Update log
Full OVRLRD update
The complete published notes, normalized for clean reading and source attribution.
Repeated intro
Greetings, operators. This next update is taking longer than expected, so I thought it'd be good to let you all know what's going on behind the scenes. Or rather, BEYOND THE SCENES. (That's a joke about Unity's scene graph system.)
Extracted changes
- Compatibility
- Gameplay
- Maps
- Workshop
So! The scenario editor's been missing from the game for a while now. You can still use it on the old-version beta branch, but it's clunky and missing features, and the workshop is disabled. Is it ever coming back? What's going on?
Since the world's gaming press has VERY rudely not yet approached me for an interview about my insane steel battalion revival project, I'm going to write this as if I was being asked questions by an openly hostile interviewer, similar to that one nightmare I keep having.
(If you're a games writer and would like to talk please get in touch on bluesky.)
OVRLRD'S campaign is unpolished.
It sure is! I'm actually surprised the game hasn't received more pushback on this. I guess expectations are low for Early Access games, and even lower for VR games. The lack of pushback has actually given me the mental space and time I needed to take a risk on this quite stupid task: building an entirely new campaign inside OVRLRD's own scenario editor.
That's stupid. Why would you start over?
Well, it's not really starting over. I was in the middle of migrating the campaign to the new terrain and graphics system, and designing entirely new maps in Unity's scene system was taking forever. It was also bothering me that all this effort was going into new one-off environments that would only be used for one mission, instead of into iterating the megamap, Zaliznyy, which players will be spending much more time on.
I thought it'd be better if the whole campaign took place on Zaliznyy, in the style of classic milsims, in a story that takes you from one end of the island to another, describing an evolving conflict in a setting you gradually get to know better and better. This was the original wish for the project back when I started, but I didn't know that it would eventually be possible.
I realised then that if there was just the one map, the missions would need far less data associated with them. Then I remembered that the scenario editor still needed rebuilding to work with the graphics and terrain update.
So the choice became: do I keep building the campaign like this, slowly and painfully, and then build the scenario editor as a separate system which works a different way? Or: do I build the best scenario editor I can, then start migrating the campaign into that, iterating and improving the editor as I go?
To an engineer that's an easy question. To get the best tool possible, you have to use it yourself and refine it as you go (grossly, this is called 'dogfooding'). That's how all my favourite game developers do it, so I figured it made sense for me, too.

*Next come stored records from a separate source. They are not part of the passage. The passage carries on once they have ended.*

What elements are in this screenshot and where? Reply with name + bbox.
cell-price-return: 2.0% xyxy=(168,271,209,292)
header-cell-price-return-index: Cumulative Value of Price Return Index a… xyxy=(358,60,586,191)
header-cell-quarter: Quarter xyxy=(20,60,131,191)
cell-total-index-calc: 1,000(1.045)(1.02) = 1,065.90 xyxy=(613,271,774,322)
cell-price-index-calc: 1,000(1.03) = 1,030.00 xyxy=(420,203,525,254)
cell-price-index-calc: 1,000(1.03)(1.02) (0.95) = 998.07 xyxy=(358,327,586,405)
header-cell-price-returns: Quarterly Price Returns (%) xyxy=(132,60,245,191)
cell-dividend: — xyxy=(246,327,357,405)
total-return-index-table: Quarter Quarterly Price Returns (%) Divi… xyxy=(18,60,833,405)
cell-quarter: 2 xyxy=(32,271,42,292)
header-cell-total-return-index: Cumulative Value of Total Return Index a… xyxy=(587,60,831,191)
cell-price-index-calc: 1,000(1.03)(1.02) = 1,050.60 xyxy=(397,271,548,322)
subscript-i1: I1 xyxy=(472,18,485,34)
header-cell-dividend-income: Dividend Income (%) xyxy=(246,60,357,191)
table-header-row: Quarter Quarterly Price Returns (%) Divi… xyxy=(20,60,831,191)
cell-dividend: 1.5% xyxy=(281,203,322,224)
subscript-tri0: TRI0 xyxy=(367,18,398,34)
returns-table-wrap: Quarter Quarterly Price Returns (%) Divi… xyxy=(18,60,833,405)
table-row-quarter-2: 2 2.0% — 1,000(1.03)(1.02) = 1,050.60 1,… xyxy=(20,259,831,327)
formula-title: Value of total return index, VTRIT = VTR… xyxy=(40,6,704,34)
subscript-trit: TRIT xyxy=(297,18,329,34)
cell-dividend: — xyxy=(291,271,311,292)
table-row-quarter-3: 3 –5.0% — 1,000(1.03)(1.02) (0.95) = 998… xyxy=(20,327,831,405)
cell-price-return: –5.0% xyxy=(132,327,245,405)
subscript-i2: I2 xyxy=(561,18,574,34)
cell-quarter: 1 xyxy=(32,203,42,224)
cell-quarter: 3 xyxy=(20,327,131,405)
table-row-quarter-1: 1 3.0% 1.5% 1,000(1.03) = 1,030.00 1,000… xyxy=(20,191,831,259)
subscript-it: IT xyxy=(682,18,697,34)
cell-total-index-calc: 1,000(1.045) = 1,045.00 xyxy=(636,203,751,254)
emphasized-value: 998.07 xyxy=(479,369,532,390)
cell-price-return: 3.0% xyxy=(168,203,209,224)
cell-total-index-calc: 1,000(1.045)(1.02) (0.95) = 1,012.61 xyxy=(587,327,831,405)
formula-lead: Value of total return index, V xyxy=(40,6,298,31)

That way, once I'm done, the players get access to the same tools I had, and can make campaigns just as complex and interesting as the one I ship myself. (Probably more so.)
Okay, so it's going to take a million years?
I understand being skeptical of this sort of thing - I've been disappointed by many projects for which the killing blow was somebody announcing "we're starting from scratch and it'll be better!" That announcement is usually the time to pack your bags and get outta there.